Manila, Philippines (AHN) - The Philippines was rated mostly 'unfree,' landing in 92nd place out of 157 countries listed in the annual Index of Economic Freedom released yesterday by the U.S.-based Heritage Foundation.

The influential U.S. think-tank said the overall score for the country was essentially unchanged from last year.

"The Philippines is ranked 15th out of 30 countries in the Asia-Pacific region, and its overall score is roughly equal to the regional average," according to the index.

The foundation noted that the main weakness of the country is a problematic judiciary and widespread corruption.

The judicial system enforces the law weakly. Judges are nominally independent, but several were appointed strictly for political reasons and are corrupt, according to the group.

It noted that organized crime is a strong deterrent to the administration of justice, and delays and uncertainty continue to concern investors.

"Despite some progress, enforcement of intellectual property rights remains problematic," Heritage said.

Corruption is perceived as widespread, pervasive and long-standing, it said.

Enforcement of anti-corruption laws is inconsistent, and the public perception of judicial, executive, and legislative corruption remains high, the group said.

The economy remains heavily reliant on remittances from Filipinos working abroad and lacks adequate investments in infrastructure and education, according to the study.

The Philippines is relatively weak in business freedom, investment freedom, property rights, and freedom from corruption, it added.

"The government imposes both formal and non-formal barriers to foreign investment. Inflation is fairly high, and the government subsidizes the prices of several basic goods," according to the study.

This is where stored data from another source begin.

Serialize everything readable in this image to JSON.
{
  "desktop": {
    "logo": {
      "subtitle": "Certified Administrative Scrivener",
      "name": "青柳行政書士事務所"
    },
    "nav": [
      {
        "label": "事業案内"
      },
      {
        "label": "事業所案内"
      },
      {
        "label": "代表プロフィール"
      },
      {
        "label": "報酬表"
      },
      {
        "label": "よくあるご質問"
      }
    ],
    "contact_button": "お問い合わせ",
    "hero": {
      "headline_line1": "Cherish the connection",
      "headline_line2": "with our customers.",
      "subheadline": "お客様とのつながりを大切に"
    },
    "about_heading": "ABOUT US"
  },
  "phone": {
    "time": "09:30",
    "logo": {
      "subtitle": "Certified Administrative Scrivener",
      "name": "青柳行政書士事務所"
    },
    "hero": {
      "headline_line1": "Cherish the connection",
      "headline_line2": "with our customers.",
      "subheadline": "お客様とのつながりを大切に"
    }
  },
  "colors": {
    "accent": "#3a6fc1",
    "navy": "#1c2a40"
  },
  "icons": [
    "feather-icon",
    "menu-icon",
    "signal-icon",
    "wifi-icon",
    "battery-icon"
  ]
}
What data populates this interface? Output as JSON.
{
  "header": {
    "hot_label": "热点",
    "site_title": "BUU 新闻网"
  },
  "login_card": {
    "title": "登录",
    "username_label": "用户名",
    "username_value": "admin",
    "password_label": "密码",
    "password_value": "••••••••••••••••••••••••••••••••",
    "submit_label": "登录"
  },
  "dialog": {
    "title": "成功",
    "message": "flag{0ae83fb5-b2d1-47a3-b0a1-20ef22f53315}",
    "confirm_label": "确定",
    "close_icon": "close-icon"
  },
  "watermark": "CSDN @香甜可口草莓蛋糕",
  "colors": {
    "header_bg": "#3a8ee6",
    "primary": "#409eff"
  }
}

"The judicial system is weak and subject to extensive political influence. Organized crime is a major deterrent to the administration of justice, and bureaucratic corruption is extensive," it said.

The Philippines scored relatively well in just two areas: trade freedom and government size. "Fiscal freedom is average because income and corporate tax rates are burdensome, although overall tax revenue is low as a percentage of gross domestic product (GDP)," the think-tank added.

The average tariff rate is low, yet non-tariff barriers are significant. Total government expenditures in the Philippines are equal to roughly 20 percent of national GDP, according to the report.

According to the Heritage Foundation, although obtaining a business license in the country takes less than the world average of 234 days, closing a business can be difficult and lengthy.

The country's weighted average tariff rate was 3.1 percent in 2005.

Import and export restrictions, quotas, service market access barriers, import and export taxes, burdensome import licensing requirements, restrictive and non-transparent standards, labeling and other regulations, domestic bias in government procurement, inconsistent and non-transparent customs valuation and administration, export subsidies, widespread corruption, and weak protection of intellectual property rights add to the cost of trade, according to the study.